De repente, ya no se sentía de visita en esa ciudad. Por encima de su cabeza, el viento provocaba el rumor de las hojas. El ritmo lejano de los tambores se había acallado. Olía la tierra, la hierba y al hombre que estaba bajo su cuerpo. Estaba en casa.

—¿Sweeny? —preguntó O'Connor.

—Mencionaste su nombre. El loco Sweeny. Has invocado a todos los dioses imaginables. O'Connor rió.

—A veces sientes deseos de bañarte en champán, pero cuando no tienes ninguno, echas mano a las palabras. Sweeny no es un dios. Fue un rey. El rey de
Dal Araidhe,
en la antigua Irlanda. Mató a un pastor delgadísimo por el ayuno y destruido la campana de un santo. Como castigo, fue convertido en un pájaro y perdió la razón. Sólo podía hablar en rima. La maldición lo desterró a andar por los aires, de modo que sus pies jamás podían tocar el suelo y siempre estaba a merced de las tormentas.

—Pues se lo merecía. Asesino grillado. ¿Y alguien así es quien debe darte fuerzas?

—¿Sweeny? ¡Pues, claro que sí! Si le prometes que le permitirás convertirse de nuevo en un ser humano, hará todo por ti. Los condenados son corruptibles.

Kika emitió un suspiro y se acostó de espaldas junto a 0 Connor.
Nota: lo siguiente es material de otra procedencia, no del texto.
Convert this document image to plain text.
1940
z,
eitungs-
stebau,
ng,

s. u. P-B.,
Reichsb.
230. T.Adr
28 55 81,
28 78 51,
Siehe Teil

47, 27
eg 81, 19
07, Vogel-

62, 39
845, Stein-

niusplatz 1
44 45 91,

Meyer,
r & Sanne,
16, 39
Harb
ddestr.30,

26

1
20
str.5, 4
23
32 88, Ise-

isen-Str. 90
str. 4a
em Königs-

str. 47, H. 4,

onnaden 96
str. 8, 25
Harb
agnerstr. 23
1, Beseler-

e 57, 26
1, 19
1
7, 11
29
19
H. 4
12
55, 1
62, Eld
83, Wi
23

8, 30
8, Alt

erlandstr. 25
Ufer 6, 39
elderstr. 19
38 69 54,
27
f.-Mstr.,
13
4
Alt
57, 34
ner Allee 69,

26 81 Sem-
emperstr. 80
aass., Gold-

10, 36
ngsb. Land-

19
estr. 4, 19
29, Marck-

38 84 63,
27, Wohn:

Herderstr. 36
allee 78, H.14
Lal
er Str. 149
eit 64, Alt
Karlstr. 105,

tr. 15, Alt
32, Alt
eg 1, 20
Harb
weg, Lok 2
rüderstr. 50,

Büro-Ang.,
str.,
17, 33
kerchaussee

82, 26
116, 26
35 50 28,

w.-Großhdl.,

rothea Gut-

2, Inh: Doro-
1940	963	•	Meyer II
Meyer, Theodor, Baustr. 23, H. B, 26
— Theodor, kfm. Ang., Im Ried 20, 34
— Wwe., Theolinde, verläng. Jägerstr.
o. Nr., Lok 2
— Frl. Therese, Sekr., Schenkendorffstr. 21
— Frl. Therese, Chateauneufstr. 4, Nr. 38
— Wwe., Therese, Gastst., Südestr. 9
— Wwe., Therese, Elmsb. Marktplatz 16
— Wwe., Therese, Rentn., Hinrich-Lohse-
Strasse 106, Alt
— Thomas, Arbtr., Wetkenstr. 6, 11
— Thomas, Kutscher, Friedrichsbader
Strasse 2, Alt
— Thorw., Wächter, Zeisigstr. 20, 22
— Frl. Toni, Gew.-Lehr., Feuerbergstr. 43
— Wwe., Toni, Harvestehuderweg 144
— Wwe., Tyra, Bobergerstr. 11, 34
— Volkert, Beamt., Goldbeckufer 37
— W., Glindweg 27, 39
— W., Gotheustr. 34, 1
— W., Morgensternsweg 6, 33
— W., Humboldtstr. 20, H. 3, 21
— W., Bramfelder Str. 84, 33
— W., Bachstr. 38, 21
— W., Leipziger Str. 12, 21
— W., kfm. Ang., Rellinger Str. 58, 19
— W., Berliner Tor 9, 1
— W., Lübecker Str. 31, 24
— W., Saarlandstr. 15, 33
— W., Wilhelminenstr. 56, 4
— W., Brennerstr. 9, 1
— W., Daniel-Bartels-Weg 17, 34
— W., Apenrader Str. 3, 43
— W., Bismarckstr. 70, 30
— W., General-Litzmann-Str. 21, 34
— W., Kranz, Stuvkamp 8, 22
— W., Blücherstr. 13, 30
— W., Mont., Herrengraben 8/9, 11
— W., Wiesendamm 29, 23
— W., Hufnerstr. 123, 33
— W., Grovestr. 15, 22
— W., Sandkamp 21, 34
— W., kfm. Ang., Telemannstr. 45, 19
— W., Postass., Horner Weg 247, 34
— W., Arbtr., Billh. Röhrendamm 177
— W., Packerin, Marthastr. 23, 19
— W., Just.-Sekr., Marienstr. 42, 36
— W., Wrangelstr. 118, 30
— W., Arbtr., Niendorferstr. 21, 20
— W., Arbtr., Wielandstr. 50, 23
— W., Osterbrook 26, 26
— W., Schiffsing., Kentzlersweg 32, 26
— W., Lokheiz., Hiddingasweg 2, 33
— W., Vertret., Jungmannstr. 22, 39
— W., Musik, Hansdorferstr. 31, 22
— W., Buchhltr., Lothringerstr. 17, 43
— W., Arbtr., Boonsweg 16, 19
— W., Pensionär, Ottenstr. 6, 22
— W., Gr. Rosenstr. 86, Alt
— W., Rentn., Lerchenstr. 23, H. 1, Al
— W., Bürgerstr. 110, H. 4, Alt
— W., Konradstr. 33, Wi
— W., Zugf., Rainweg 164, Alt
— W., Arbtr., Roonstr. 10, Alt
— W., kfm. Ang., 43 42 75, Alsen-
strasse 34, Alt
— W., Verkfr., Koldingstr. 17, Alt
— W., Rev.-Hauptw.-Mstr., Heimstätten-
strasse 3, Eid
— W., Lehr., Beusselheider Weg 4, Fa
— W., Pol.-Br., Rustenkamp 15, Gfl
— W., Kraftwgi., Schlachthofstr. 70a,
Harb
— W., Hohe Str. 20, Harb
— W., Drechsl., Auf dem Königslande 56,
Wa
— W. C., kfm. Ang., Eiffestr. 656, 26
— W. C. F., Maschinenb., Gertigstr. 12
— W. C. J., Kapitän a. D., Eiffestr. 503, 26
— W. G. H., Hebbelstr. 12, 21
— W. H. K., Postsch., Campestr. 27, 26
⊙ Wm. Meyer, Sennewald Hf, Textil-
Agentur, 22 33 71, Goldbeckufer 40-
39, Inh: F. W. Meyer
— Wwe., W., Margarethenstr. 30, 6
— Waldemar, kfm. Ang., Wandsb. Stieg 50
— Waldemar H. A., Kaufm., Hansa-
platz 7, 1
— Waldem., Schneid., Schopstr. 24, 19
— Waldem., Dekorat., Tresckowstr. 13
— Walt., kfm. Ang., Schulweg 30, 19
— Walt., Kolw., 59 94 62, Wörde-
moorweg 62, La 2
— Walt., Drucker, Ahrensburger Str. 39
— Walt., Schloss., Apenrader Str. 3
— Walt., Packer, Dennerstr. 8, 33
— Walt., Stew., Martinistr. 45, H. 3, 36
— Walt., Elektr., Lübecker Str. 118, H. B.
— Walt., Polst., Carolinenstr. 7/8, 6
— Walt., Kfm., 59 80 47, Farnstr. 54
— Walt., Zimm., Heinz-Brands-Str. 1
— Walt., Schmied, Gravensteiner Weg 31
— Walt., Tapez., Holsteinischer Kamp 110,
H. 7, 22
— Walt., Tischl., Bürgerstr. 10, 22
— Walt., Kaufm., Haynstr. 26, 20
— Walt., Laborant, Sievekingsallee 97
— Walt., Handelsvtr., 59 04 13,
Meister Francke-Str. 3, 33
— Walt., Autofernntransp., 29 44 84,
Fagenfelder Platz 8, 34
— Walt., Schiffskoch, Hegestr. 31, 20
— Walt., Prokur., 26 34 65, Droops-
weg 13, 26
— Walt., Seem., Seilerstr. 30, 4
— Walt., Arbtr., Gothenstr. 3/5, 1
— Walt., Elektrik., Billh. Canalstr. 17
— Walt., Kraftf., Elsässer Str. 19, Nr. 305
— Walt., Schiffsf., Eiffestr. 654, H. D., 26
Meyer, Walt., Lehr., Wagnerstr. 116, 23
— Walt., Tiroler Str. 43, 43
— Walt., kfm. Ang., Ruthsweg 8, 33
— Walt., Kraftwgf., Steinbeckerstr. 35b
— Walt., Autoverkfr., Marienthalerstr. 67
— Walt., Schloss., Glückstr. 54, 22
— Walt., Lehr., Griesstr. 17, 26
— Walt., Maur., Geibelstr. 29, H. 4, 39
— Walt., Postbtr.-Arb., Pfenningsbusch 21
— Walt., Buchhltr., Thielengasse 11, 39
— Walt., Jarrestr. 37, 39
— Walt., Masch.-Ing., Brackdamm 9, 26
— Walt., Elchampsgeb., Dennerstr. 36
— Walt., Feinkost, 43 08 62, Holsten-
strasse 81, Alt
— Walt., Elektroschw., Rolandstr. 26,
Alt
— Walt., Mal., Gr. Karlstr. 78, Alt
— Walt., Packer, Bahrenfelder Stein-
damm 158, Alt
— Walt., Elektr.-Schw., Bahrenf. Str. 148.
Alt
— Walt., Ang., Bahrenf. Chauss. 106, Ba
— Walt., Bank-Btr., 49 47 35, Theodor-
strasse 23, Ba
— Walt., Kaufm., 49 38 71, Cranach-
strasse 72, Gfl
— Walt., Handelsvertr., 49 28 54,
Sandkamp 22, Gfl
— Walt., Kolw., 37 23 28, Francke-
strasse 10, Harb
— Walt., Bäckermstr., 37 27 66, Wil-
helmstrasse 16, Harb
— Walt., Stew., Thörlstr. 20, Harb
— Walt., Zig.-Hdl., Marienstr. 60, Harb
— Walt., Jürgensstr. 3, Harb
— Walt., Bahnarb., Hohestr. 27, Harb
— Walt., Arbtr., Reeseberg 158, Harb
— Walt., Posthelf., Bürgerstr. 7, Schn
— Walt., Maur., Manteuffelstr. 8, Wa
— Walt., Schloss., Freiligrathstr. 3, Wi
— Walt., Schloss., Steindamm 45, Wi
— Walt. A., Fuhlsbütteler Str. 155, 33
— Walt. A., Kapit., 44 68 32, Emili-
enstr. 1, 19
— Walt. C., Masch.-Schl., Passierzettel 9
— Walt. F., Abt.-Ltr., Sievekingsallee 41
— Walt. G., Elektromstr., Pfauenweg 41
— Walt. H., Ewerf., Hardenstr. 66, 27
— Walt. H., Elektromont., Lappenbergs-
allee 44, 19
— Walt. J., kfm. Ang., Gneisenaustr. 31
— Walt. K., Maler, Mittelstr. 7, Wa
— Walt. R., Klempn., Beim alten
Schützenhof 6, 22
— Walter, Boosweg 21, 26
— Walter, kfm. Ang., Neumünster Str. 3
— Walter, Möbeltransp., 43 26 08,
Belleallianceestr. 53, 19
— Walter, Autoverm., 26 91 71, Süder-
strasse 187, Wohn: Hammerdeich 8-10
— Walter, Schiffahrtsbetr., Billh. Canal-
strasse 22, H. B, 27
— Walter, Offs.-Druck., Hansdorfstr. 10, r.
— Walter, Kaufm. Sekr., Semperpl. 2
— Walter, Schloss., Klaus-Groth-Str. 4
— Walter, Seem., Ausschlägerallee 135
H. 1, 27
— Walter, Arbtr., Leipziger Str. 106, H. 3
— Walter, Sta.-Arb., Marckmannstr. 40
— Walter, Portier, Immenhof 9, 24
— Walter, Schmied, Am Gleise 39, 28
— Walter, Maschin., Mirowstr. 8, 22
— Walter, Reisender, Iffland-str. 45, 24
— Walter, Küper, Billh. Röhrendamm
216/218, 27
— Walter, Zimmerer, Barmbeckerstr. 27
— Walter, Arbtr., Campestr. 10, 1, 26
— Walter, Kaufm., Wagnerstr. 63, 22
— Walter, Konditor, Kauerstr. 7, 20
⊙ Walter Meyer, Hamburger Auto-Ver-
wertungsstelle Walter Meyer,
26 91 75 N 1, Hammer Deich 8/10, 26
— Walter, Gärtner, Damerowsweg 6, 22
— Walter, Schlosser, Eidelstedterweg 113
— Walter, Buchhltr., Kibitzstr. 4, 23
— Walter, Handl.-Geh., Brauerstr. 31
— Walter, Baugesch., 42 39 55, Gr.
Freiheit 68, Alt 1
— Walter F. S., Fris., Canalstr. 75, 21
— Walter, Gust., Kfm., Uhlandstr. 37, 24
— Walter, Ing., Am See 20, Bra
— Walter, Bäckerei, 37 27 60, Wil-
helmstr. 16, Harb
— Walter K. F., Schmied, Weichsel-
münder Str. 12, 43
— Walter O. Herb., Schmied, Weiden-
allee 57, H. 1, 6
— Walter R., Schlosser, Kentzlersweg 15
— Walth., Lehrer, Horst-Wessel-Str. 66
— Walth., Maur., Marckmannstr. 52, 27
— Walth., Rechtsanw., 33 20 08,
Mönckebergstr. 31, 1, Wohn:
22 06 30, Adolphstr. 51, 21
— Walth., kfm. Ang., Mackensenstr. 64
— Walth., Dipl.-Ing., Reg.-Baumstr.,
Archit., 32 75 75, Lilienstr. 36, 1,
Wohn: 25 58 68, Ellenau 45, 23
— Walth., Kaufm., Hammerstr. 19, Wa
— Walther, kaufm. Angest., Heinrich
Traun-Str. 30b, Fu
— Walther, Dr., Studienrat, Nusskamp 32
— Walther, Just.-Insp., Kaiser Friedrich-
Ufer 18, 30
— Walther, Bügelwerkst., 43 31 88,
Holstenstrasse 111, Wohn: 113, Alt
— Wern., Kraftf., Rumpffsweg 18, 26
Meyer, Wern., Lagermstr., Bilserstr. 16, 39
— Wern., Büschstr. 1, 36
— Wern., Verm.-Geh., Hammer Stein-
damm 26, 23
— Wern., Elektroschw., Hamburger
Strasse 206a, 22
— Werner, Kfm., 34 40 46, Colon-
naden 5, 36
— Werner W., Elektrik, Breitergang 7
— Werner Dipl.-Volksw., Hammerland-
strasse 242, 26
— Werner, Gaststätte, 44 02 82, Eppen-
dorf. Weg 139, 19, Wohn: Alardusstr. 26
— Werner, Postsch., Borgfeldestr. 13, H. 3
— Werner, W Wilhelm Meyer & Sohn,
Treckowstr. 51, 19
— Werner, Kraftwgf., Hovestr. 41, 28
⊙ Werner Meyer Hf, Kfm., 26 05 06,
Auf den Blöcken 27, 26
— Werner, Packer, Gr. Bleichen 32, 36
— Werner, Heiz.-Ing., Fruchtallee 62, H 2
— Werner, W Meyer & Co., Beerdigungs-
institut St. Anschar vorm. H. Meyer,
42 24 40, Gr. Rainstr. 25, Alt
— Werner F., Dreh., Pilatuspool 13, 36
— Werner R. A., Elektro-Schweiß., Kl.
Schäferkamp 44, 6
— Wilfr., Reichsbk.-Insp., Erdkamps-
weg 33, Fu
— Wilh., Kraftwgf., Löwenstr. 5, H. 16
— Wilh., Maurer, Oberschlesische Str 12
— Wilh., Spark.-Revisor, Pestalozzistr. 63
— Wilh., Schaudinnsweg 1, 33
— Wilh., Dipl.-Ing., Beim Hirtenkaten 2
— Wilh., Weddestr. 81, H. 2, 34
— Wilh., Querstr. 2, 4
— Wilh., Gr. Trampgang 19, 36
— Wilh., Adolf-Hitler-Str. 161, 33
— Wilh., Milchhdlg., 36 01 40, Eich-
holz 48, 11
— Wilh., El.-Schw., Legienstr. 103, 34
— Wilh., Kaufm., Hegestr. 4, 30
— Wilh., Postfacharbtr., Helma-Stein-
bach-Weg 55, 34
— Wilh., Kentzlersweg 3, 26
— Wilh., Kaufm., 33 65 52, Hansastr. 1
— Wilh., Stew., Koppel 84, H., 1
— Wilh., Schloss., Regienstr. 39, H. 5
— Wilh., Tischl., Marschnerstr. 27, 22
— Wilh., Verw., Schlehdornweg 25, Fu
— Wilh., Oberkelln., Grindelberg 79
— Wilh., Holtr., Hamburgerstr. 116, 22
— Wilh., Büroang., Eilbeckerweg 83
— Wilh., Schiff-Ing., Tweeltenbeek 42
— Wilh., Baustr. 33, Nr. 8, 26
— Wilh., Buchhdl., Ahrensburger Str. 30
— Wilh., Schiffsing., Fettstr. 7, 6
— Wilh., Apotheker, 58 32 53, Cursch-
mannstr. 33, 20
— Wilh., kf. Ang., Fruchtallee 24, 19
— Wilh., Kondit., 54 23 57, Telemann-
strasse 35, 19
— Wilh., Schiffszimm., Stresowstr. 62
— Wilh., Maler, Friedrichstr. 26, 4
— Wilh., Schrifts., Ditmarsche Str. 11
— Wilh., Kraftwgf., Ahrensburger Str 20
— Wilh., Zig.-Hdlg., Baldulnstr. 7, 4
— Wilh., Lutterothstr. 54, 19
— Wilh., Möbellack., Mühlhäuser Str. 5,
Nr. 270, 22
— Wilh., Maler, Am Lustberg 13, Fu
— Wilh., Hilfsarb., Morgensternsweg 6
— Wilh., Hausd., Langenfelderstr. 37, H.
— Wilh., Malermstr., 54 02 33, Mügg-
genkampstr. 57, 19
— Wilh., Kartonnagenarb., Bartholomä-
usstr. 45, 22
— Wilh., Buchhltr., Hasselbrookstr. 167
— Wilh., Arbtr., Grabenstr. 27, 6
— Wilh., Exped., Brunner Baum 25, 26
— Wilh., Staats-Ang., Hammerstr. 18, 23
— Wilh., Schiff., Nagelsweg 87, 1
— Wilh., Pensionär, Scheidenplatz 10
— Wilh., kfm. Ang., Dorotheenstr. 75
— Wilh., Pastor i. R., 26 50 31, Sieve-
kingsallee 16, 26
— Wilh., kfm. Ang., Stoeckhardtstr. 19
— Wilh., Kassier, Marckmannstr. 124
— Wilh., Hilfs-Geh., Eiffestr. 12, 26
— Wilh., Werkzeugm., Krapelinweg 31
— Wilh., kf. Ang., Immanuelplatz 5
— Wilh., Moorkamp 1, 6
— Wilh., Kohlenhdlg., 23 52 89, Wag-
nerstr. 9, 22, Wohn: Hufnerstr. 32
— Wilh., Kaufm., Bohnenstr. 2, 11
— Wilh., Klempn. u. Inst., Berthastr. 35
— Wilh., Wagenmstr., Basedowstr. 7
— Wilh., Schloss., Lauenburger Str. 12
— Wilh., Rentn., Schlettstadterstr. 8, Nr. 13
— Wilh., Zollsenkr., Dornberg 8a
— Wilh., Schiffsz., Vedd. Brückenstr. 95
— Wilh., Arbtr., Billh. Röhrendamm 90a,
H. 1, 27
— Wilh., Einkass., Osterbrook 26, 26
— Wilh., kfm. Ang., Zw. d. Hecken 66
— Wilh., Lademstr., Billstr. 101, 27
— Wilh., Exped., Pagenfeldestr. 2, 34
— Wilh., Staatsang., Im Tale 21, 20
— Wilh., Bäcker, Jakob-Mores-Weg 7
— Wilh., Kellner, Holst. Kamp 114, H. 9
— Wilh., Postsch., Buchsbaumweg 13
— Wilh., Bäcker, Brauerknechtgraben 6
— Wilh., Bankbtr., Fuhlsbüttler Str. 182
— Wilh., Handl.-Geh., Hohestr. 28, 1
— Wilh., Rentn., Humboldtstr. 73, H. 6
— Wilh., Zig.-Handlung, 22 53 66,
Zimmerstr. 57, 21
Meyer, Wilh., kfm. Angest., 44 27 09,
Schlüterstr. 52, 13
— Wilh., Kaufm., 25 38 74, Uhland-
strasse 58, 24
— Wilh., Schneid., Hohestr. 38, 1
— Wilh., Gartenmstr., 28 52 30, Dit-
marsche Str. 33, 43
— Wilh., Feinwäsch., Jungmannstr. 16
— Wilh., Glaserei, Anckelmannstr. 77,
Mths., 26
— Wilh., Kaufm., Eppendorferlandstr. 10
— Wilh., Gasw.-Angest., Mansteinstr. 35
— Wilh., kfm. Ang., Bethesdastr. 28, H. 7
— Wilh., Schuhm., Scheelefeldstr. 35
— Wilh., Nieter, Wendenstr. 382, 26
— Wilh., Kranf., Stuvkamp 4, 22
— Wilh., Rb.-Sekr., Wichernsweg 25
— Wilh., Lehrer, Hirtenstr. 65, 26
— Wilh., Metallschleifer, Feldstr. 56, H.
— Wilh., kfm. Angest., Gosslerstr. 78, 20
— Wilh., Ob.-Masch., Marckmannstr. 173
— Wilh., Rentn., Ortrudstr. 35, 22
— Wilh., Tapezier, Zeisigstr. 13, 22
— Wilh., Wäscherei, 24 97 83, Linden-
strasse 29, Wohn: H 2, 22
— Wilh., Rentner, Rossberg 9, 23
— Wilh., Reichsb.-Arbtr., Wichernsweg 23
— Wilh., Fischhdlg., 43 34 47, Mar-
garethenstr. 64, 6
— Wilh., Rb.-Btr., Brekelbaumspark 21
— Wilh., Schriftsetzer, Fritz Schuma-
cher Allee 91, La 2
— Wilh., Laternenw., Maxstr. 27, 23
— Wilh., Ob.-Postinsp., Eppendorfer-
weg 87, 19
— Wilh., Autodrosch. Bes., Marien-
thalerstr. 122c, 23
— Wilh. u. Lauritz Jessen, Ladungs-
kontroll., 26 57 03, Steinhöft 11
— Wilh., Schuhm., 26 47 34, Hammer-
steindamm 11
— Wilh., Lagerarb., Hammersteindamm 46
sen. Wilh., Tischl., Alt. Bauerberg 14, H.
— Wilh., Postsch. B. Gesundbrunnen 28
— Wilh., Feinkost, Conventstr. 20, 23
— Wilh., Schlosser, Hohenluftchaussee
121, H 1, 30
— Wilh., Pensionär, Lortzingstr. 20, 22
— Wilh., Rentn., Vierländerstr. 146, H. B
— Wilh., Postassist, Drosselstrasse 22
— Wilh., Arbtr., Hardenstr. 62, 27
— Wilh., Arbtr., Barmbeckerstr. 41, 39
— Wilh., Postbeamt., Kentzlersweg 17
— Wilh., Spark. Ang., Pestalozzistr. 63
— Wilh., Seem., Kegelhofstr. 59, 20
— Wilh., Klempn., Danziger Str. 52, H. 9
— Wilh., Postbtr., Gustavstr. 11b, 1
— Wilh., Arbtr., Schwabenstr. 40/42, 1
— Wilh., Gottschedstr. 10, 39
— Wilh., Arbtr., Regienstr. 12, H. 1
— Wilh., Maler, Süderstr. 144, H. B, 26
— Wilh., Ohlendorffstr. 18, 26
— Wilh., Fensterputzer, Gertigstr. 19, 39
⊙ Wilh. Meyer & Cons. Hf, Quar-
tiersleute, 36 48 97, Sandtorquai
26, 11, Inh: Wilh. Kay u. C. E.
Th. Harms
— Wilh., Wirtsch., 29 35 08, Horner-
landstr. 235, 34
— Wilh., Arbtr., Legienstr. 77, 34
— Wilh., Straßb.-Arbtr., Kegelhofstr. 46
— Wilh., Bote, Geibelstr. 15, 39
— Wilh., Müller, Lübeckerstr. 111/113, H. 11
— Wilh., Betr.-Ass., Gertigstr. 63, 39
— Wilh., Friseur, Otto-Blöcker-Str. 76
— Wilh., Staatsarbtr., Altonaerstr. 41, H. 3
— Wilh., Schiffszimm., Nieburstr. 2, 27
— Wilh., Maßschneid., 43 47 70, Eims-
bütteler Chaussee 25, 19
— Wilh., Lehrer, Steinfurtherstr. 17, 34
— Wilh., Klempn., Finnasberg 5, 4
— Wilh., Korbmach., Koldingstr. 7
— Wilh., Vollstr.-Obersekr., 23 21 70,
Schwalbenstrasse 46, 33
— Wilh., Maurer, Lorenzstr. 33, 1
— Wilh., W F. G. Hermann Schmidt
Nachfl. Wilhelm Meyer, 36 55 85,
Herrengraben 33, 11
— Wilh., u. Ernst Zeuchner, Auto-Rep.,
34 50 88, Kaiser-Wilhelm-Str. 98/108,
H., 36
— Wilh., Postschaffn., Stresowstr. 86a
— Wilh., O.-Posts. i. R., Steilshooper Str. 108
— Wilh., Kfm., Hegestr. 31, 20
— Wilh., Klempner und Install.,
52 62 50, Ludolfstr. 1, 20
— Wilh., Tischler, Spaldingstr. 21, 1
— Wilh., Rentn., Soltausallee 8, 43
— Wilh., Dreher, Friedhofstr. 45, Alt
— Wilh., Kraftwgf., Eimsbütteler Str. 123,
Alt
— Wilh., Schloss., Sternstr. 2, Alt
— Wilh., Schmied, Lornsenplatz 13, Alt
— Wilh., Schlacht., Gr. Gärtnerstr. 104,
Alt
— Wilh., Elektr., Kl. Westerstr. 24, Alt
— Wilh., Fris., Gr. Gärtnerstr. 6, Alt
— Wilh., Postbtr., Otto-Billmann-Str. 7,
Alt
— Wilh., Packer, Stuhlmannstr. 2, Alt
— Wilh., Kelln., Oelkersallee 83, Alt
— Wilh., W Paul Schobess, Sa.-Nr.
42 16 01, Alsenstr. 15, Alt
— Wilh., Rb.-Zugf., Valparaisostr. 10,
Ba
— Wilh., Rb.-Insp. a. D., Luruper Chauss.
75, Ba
El suelo estaba agradablemente frío y le daba la sensación de poder echar raíces en él. Sobre su cabeza se extendía la oscura cúpula de ramas y hojas.

—¿Tienes de vez en cuando la sensación de que en determinados lugares no… existe el tiempo? —le preguntó la mujer.

O'Connor volvió el rostro hacia ella.

—Tengo esa sensación desde la infancia.

—Yo la tengo muy pocas veces —dijo ella—. Este árbol, ahora, es mi lugar. ¿Sabes? Es bastante raro. Sé claramente que pronto nos iremos de aquí. Tal vez nunca volvamos. Yo no quiero aferrarme a un momento, pero sí que desearía poder llevarnos ese lugar con nosotros: esa sensación de haber vencido este momento. Y cuando se instala en nosotros, entonces…

O'Connor guardó silencio.

—¿Cuáles son tus lugares? —le preguntó ella.

Él miró hacia arriba. —Creo que toda mi vida es este lugar.

—¿Y estás feliz con ello?

—No lo sé. Tiene sus ventajas. Cuando eres joven, piensas que en algún momento llegará el punto en el que te convertirás en adulto. A partir de los treinta, tienes claro que nunca serás adulto. Sólo te haces más viejo. Esa idea te proporciona menos placer; por eso, sencillamente, niegas el tiempo y el mundo entero en su ridicula seriedad. No puedo ayudarme, pero ya me siento tan… tan poco impresionado con todo lo que sucede a mi alrededor.

—A veces es importante tomarse las cosas en serio. ¿No te parece?

Él extendió una mano y le acarició la mejilla.